# Question about Liszt - Trois Etudes de Concert



## stealthjeditwentyone (May 13, 2014)

Greetings,

So I have a mystery that I know only you classical music-philes can solve. I got a Leslie Howard recording of the 3 etudes de concert (from the complete piano works) and, as you can see from the following tracklist:

http://www.allmusic.com/album/liszt...tudes-episodes-from-lenaus-faust-mw0001531206

There is a random 45 second track called "2 short cadenzas for no. III" (actually it doesn't show that on the tracklist I linked to but that's what it's called on my itunes) in between La leggierezza and Un sospiro. It's track 4 on the tracklist I linked to.

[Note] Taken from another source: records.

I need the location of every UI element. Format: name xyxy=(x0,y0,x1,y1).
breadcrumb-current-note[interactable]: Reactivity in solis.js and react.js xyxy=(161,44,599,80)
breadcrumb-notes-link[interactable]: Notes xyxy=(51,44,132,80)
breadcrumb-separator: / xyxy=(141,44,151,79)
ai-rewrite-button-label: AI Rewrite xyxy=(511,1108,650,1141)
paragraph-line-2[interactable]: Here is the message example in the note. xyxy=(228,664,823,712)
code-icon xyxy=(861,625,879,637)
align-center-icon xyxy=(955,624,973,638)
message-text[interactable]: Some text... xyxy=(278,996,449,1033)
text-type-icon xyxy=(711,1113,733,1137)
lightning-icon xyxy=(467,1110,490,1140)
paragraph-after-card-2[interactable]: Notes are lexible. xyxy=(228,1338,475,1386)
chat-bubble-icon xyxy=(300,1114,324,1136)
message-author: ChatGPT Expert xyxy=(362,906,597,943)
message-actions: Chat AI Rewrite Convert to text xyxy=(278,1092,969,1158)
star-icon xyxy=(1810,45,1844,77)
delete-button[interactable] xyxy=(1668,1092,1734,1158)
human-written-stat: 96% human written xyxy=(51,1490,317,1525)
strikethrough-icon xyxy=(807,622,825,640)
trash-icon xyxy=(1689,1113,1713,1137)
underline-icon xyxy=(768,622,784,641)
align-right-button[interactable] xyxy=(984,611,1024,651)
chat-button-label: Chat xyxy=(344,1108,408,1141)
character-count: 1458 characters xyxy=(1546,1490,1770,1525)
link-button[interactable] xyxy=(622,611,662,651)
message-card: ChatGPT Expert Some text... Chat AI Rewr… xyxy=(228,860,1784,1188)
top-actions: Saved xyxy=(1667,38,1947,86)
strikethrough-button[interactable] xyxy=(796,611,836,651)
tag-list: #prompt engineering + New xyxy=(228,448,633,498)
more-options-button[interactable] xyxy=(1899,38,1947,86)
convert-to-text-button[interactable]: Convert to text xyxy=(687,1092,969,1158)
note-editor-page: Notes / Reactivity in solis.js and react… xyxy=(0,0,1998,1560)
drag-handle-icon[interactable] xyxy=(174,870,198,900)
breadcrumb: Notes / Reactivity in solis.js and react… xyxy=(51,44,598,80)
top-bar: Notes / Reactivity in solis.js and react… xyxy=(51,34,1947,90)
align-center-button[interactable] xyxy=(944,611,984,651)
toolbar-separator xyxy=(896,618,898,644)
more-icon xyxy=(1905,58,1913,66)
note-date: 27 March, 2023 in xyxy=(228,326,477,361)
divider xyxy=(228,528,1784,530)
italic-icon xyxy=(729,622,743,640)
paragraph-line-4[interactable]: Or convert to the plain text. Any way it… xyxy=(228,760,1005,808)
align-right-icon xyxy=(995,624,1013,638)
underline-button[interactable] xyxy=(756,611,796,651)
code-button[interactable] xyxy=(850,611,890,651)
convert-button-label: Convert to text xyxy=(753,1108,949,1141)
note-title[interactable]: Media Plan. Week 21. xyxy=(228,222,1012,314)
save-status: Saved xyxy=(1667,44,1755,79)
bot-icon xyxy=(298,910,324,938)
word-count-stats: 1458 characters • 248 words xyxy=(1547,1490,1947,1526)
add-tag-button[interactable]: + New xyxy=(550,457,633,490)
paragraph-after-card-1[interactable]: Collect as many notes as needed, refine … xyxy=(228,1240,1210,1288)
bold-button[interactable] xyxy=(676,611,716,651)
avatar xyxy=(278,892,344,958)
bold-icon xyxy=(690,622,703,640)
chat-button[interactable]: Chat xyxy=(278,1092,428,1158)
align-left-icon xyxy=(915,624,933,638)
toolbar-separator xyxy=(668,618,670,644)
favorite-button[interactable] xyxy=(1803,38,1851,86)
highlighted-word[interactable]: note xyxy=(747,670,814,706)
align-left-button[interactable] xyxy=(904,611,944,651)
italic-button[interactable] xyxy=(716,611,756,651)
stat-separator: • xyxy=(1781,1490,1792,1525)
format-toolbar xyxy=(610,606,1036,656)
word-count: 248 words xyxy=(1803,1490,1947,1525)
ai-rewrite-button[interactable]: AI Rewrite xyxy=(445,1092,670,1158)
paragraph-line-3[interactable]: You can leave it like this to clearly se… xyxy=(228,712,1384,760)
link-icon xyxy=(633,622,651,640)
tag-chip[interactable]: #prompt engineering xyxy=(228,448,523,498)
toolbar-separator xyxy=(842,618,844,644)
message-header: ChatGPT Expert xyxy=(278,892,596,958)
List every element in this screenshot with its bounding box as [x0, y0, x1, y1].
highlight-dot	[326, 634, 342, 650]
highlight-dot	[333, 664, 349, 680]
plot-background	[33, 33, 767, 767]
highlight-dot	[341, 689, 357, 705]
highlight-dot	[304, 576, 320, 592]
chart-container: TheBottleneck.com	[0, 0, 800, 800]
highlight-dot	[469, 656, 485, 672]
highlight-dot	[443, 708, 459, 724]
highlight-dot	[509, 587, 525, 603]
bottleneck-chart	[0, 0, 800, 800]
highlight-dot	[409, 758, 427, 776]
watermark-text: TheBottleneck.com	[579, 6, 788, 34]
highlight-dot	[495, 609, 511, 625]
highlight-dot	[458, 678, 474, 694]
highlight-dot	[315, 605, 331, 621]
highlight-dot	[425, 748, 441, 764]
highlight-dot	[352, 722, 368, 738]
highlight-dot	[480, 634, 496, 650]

Anyway, I've researched, but I can't find anywhere else that has an extra track listed for these pieces. Anyone have any explanation?

Thanks,
sj21


----------



## Lisztian (Oct 10, 2011)

Hello,

Howard just decided to add two of the cadenzas that Liszt wrote for the piece (as album leaves/gifts) just to allow us listeners to be aware of them and hear them, and ponder using them in performance: typical Howard, giving us all sorts of Liszt's Ossia's, album leaves, alternative texts, etc. I'm not even sure that most pianists are aware of these cadenzas, but Liszt didn't publish them as part of any versions of Un Sospiro, and they are therefore rare and entirely optional.

For more information you can read the liner notes or, if you don't have them for some reason, you can find them here (paragraph six is what you want): http://www.hyperion-records.co.uk/al.asp?al=CDA67015


----------



## stealthjeditwentyone (May 13, 2014)

Thanks a lot for your explanation!


----------